Further optimization of this method was achieved by complete denaturation of RNA at 94 degrees Celsius prior to RT, followed by immediate cooling on ice water, which resulted in effective amplification of the ASP band and no non-specific products. The kinetics of ASP RNA were measured and CD4 cells isolated from three HIV positive subjects with detectable viremia and an absence of therapy following stimulation with anti-CD3/CD28. Quantification of ASP RNA was also possible in patients undergoing ART, with non-detectable viremia.
In two out of three patients, ASP RNA was detected in low levels at three to five days post stimulation. Two patients were analyzed for ASP and env RNAs, one untreated and one treated. For the untreated patient, both RNAs could be detected.
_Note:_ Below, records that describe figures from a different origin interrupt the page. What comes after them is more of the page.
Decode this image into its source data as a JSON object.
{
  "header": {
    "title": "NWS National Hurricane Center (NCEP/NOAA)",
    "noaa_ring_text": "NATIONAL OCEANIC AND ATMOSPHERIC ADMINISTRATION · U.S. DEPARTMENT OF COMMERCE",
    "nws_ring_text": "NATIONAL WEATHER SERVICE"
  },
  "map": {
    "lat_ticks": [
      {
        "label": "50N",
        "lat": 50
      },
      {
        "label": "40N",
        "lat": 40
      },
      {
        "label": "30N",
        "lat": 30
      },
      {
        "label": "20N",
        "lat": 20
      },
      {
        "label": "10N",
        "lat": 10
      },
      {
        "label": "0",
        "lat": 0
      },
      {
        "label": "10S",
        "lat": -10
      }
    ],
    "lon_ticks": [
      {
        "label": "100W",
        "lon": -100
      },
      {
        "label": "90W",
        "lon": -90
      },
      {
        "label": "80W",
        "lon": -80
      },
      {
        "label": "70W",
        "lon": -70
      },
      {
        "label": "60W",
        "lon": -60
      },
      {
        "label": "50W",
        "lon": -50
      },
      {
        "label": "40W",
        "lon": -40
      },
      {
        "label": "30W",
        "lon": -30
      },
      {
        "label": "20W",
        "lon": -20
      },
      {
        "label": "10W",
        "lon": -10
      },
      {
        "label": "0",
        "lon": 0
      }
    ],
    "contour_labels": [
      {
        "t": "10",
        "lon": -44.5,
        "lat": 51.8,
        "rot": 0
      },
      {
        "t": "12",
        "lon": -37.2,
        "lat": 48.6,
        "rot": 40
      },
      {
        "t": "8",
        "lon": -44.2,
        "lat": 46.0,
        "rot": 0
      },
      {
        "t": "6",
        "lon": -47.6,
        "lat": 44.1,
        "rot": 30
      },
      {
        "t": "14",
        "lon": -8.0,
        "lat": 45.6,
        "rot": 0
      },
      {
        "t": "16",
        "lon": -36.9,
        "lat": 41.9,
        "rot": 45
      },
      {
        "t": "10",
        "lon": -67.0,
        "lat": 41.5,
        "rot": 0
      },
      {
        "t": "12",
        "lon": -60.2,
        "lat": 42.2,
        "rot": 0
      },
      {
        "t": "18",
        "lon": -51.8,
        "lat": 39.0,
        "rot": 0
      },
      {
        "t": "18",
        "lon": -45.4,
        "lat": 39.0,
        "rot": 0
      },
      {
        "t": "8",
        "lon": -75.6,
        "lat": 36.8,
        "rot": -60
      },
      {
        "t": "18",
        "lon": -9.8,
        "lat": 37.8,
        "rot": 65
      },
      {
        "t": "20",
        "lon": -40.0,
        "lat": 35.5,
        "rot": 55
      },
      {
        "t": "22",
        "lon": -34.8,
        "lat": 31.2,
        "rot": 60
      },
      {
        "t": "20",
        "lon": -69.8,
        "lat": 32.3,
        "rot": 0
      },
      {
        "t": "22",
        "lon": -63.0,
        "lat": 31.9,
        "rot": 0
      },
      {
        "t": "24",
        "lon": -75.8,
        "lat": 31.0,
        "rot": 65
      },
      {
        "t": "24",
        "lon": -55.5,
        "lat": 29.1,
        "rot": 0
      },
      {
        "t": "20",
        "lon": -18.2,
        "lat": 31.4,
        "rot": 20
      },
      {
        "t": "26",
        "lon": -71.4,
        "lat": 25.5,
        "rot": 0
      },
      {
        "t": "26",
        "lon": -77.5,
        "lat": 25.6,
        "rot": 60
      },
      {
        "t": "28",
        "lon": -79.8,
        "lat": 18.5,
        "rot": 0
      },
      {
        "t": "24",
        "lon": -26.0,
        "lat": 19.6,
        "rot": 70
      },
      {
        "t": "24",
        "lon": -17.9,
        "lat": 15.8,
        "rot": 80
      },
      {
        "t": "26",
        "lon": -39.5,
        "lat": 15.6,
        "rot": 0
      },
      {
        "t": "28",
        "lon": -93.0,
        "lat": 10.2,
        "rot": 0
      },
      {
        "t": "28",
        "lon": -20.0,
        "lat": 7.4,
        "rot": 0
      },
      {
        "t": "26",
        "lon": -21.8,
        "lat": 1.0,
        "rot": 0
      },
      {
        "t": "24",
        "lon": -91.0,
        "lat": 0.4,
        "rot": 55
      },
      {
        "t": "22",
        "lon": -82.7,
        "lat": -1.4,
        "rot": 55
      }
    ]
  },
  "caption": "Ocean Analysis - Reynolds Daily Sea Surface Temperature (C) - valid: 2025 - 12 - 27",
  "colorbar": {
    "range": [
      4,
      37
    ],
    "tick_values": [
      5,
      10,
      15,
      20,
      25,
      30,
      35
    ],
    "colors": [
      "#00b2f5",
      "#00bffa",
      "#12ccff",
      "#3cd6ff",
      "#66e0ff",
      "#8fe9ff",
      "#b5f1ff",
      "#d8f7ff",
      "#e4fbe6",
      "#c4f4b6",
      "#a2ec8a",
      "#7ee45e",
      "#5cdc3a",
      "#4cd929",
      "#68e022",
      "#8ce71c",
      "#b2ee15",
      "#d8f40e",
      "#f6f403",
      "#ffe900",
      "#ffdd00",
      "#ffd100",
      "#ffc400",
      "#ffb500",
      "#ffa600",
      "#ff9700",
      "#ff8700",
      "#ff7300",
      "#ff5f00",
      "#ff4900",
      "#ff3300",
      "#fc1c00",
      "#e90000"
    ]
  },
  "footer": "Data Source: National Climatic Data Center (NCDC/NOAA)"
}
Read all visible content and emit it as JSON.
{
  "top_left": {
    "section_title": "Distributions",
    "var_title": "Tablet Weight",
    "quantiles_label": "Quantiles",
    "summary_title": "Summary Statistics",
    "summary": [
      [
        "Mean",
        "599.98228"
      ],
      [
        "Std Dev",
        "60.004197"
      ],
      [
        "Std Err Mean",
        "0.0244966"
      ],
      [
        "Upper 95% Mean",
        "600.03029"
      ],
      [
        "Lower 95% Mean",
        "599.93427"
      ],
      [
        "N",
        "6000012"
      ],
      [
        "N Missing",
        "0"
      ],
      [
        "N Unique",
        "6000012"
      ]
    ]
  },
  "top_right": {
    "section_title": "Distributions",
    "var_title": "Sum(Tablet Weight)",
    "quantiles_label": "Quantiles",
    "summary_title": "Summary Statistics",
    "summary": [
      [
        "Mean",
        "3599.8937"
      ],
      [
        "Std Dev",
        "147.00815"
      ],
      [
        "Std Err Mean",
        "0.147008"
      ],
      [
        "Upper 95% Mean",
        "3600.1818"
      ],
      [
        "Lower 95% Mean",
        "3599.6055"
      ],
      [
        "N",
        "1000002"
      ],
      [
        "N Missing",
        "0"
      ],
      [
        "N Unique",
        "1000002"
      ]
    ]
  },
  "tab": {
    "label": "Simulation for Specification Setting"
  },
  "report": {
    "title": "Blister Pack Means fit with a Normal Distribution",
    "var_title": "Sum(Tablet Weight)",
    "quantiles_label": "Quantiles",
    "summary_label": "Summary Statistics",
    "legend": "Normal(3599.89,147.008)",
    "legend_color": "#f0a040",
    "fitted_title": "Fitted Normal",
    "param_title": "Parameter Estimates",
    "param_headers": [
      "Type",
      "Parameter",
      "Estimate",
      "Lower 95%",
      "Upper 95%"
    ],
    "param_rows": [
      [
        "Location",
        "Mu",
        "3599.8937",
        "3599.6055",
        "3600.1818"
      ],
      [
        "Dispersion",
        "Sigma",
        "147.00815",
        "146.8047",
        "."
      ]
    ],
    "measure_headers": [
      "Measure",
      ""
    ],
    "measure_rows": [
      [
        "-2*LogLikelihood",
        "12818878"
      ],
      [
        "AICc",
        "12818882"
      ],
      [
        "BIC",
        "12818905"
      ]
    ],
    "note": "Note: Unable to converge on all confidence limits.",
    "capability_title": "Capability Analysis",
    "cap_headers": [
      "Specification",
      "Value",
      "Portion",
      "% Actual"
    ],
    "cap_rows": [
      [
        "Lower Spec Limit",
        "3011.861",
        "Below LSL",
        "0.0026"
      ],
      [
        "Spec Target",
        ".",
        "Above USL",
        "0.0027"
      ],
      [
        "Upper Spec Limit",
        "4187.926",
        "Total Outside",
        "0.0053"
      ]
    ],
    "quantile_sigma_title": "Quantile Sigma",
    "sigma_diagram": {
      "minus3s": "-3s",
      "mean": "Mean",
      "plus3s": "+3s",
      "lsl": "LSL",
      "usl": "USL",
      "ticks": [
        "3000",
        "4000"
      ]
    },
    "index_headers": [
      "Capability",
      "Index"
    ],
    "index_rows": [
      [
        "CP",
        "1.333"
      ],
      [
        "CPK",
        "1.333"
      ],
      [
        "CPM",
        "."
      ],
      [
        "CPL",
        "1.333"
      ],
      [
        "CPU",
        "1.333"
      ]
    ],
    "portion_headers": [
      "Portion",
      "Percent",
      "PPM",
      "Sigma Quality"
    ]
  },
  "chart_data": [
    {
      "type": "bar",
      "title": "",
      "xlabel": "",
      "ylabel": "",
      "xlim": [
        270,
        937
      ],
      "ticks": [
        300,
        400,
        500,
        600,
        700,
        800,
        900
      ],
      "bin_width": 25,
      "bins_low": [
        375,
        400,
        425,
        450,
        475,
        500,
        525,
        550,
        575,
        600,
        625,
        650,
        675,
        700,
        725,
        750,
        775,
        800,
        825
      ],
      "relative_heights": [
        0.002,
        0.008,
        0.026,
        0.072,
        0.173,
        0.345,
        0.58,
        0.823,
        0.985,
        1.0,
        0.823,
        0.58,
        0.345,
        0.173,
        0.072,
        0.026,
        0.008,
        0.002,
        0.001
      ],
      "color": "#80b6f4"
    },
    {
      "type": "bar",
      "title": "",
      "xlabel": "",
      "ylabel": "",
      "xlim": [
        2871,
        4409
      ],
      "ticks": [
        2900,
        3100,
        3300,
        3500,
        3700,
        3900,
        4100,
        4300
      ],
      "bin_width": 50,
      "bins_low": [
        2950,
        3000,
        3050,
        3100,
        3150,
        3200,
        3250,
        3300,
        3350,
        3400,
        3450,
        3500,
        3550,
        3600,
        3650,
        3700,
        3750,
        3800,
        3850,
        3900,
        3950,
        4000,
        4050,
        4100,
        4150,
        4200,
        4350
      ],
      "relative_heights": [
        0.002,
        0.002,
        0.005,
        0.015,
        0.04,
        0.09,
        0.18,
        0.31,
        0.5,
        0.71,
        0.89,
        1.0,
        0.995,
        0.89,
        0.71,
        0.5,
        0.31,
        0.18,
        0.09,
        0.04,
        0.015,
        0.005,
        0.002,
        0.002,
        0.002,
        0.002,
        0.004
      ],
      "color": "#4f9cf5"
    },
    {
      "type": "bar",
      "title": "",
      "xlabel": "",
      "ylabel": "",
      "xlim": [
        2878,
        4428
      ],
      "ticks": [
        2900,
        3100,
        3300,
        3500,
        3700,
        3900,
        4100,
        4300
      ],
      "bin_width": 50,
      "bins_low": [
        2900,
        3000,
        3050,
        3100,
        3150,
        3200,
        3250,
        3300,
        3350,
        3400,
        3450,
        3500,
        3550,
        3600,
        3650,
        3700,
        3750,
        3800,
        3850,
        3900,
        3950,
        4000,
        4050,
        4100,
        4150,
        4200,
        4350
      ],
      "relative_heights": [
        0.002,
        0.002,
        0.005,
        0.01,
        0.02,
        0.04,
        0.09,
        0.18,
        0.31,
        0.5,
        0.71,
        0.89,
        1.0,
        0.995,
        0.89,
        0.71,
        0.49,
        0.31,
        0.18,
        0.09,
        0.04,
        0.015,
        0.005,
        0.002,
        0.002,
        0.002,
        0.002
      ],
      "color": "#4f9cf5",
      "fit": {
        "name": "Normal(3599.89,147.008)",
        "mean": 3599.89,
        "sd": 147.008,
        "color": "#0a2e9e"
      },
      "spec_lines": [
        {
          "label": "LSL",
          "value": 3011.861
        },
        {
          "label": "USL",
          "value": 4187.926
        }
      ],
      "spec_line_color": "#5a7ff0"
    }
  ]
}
For the treated patient, ASP and env were barely detectable after several days of stimulation. When attempting this procedure, it is important to remember that denaturation linearizes RNA so that secondary structures able to prime RT are destroyed. Whereas, washing of the beads flushes away non-biotynylated cDNAs.
After purification of the cDNAs with the correct polarity, qPCR can be performed to analyze gene expression. Moreover, cDNAs can also be cloned and used for sequence analysis. This method allows studying genes overlapping in opposite orientation and may be useful in elucidating regulation and pathogenesis of a bacteria and a virus-related diseases including some types of cancer.